Un rat dans le crâne

Rog PHILLIPS
L'OEIL DU SPHINX (ODS)
10,00 €

Bifrost n° 90

Critique parue en avril 2018 dans Bifrost n° 90

Sur cette rive de l’Atlantique, le nom de Rog Phillips ne parle guère qu’aux connaisseurs les plus exhaustifs de la SF : un roman et une douzaine de nouvelles en tout et pour tout. Piège dans le temps, publié en 1954 sous le n°30 de feue la collection « Anticipation » du Fleuve Noir, et l’une des plus belles illustrations de Brantonne, était une bonne histoire d’inspiration vanvogtienne jamais rééditée depuis. Cinq nouvelles dans Fiction, quatre dans les revues policières A. Hitchcock et Mystère, deux dans l’anthologie de Jacques Sadoul Les Meilleurs récits de Fantastic Adventures. Puis plus rien. La douzième ne paraissant que l’an passé dans le 4e opus du Wendigo, revue publiée par l’Œil du Sphinx, comme le recueil qui nous occupe ici.

La carrière de Rog Phillips débute en 1945 pour se terminer une vingtaine d’années plus tard, peu avant sa mort, après six romans et cent soixante nouvelles environ. Les quatre textes ici sélectionnés par Richard D. Nolane (excellent connaisseur de nos genres de prédilection – il faut l’être, pour exhumer un tel auteur – qui dirigea chez Garancière, l’une des première collections de fantasy à avoir vu le jour en France : des bouquins de qualité sous de hideuses couvertures jaunes.) pour ce mini recueil furent publiées dans les années 50 et sont représentatives de la SF de l’époque.

La nouvelle qui ouvre le volume, « Un rat dans le crâne », nominée au Hugo 1959, est celle qui, à mon avis, a le plus mal vieilli. Légère modernisation de l’histoire de « savant fou » où un chercheur voit son université se refuser à financer ses travaux et décide de les poursuivre à domicile… On n’est pas loin du laboratoire d’arrière-cour ! Par ailleurs, l’électronique et la robotique d’un côté, les sciences cognitives de l’autre, ont fait quelques progrès depuis les années 50. Pour apprécier ce récit à sa juste valeur, il faut se mettre en situation et savoir qu’on lit là un texte écrit avant notre naissance (pour la majorité d’entre nous, tout du moins) et s’imprégner de ce contexte. Notons encore avec plaisir que L’OdS a repris en guise de couverture l’illustration originale de Emsh du numéro de décembre 58 de la revue If, où cette nouvelle était parue à l’origine.
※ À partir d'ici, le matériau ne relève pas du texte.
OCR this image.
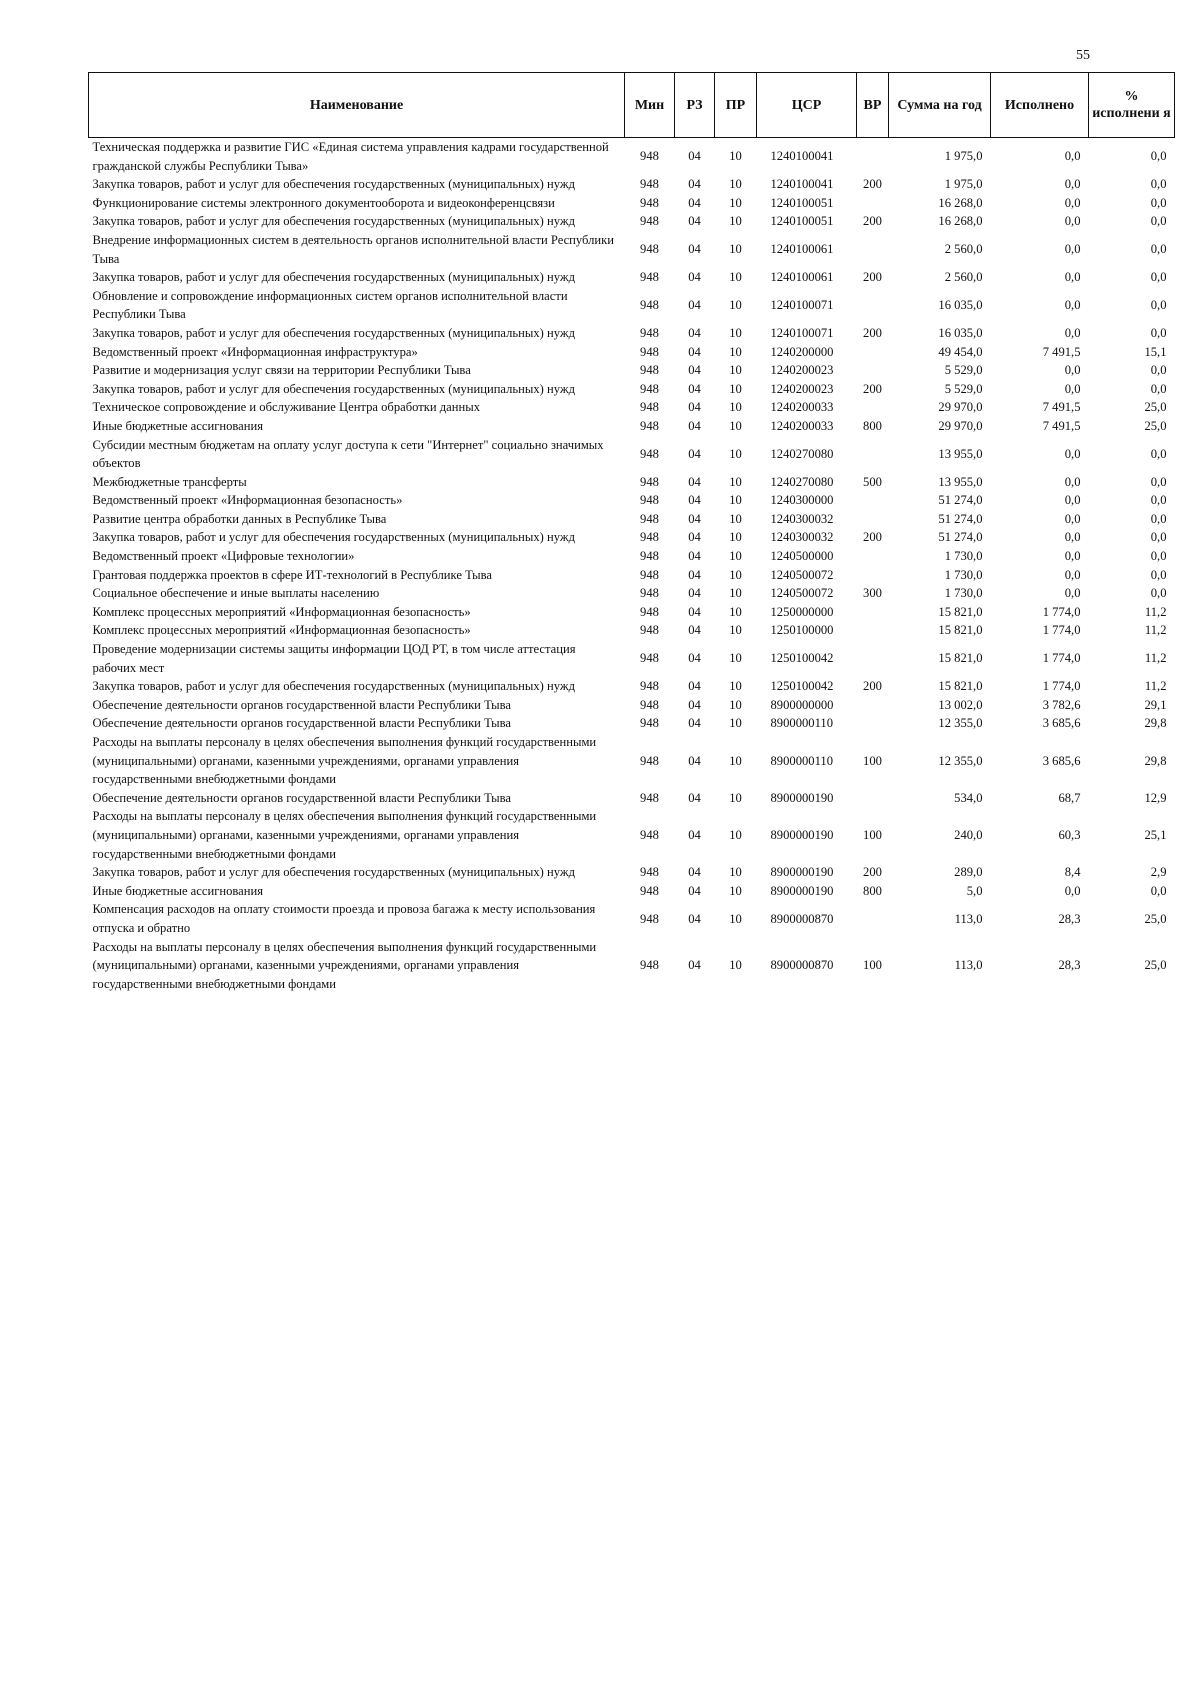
55
Наименование	Мин	РЗ	ПР	ЦСР	ВР	Сумма на год	Исполнено	% исполнени я
Техническая поддержка и развитие ГИС «Единая система управления кадрами государственной гражданской службы Республики Тыва»	948	04	10	1240100041		1 975,0	0,0	0,0
Закупка товаров, работ и услуг для обеспечения государственных (муниципальных) нужд	948	04	10	1240100041	200	1 975,0	0,0	0,0
Функционирование системы электронного документооборота и видеоконференцсвязи	948	04	10	1240100051		16 268,0	0,0	0,0
Закупка товаров, работ и услуг для обеспечения государственных (муниципальных) нужд	948	04	10	1240100051	200	16 268,0	0,0	0,0
Внедрение информационных систем в деятельность органов исполнительной власти Республики Тыва	948	04	10	1240100061		2 560,0	0,0	0,0
Закупка товаров, работ и услуг для обеспечения государственных (муниципальных) нужд	948	04	10	1240100061	200	2 560,0	0,0	0,0
Обновление и сопровождение информационных систем органов исполнительной власти Республики Тыва	948	04	10	1240100071		16 035,0	0,0	0,0
Закупка товаров, работ и услуг для обеспечения государственных (муниципальных) нужд	948	04	10	1240100071	200	16 035,0	0,0	0,0
Ведомственный проект «Информационная инфраструктура»	948	04	10	1240200000		49 454,0	7 491,5	15,1
Развитие и модернизация услуг связи на территории Республики Тыва	948	04	10	1240200023		5 529,0	0,0	0,0
Закупка товаров, работ и услуг для обеспечения государственных (муниципальных) нужд	948	04	10	1240200023	200	5 529,0	0,0	0,0
Техническое сопровождение и обслуживание Центра обработки данных	948	04	10	1240200033		29 970,0	7 491,5	25,0
Иные бюджетные ассигнования	948	04	10	1240200033	800	29 970,0	7 491,5	25,0
Субсидии местным бюджетам на оплату услуг доступа к сети "Интернет" социально значимых объектов	948	04	10	1240270080		13 955,0	0,0	0,0
Межбюджетные трансферты	948	04	10	1240270080	500	13 955,0	0,0	0,0
Ведомственный проект «Информационная безопасность»	948	04	10	1240300000		51 274,0	0,0	0,0
Развитие центра обработки данных в Республике Тыва	948	04	10	1240300032		51 274,0	0,0	0,0
Закупка товаров, работ и услуг для обеспечения государственных (муниципальных) нужд	948	04	10	1240300032	200	51 274,0	0,0	0,0
Ведомственный проект «Цифровые технологии»	948	04	10	1240500000		1 730,0	0,0	0,0
Грантовая поддержка проектов в сфере ИТ-технологий в Республике Тыва	948	04	10	1240500072		1 730,0	0,0	0,0
Социальное обеспечение и иные выплаты населению	948	04	10	1240500072	300	1 730,0	0,0	0,0
Комплекс процессных мероприятий «Информационная безопасность»	948	04	10	1250000000		15 821,0	1 774,0	11,2
Комплекс процессных мероприятий «Информационная безопасность»	948	04	10	1250100000		15 821,0	1 774,0	11,2
Проведение модернизации системы защиты информации ЦОД РТ, в том числе аттестация рабочих мест	948	04	10	1250100042		15 821,0	1 774,0	11,2
Закупка товаров, работ и услуг для обеспечения государственных (муниципальных) нужд	948	04	10	1250100042	200	15 821,0	1 774,0	11,2
Обеспечение деятельности органов государственной власти Республики Тыва	948	04	10	8900000000		13 002,0	3 782,6	29,1
Обеспечение деятельности органов государственной власти Республики Тыва	948	04	10	8900000110		12 355,0	3 685,6	29,8
Расходы на выплаты персоналу в целях обеспечения выполнения функций государственными (муниципальными) органами, казенными учреждениями, органами управления государственными внебюджетными фондами	948	04	10	8900000110	100	12 355,0	3 685,6	29,8
Обеспечение деятельности органов государственной власти Республики Тыва	948	04	10	8900000190		534,0	68,7	12,9
Расходы на выплаты персоналу в целях обеспечения выполнения функций государственными (муниципальными) органами, казенными учреждениями, органами управления государственными внебюджетными фондами	948	04	10	8900000190	100	240,0	60,3	25,1
Закупка товаров, работ и услуг для обеспечения государственных (муниципальных) нужд	948	04	10	8900000190	200	289,0	8,4	2,9
Иные бюджетные ассигнования	948	04	10	8900000190	800	5,0	0,0	0,0
Компенсация расходов на оплату стоимости проезда и провоза багажа к месту использования отпуска и обратно	948	04	10	8900000870		113,0	28,3	25,0
Расходы на выплаты персоналу в целях обеспечения выполнения функций государственными (муниципальными) органами, казенными учреждениями, органами управления государственными внебюджетными фондами	948	04	10	8900000870	100	113,0	28,3	25,0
Le deuxième texte, « Les Anciens martiens », daté de 1952, a moins vieilli bien qu’il soit empreint des forts relents d’une Guerre Froide naissante. Si on n’est pas bien loin du Ray Bradbury des Chroniques Martiennes, le Martien est toutefois d’un type plus ancien, c’est à dire perçu comme une menace, et tout le texte est conçu comme un récit d’espionnage de la plus belle eau.

« La Galerie » est certainement le plus moderne des textes réunis ici bien que l’entame soit davantage encore marquée par l’esprit de la Guerre Froide que le précédent (Khrouchtchev jouera bientôt de la godasse à l’ONU). Mais Rog Phillips va finalement réorienter avec bonheur son texte vers davantage d’ouverture à l’autre, lui conférant ainsi un surcroît de modernité.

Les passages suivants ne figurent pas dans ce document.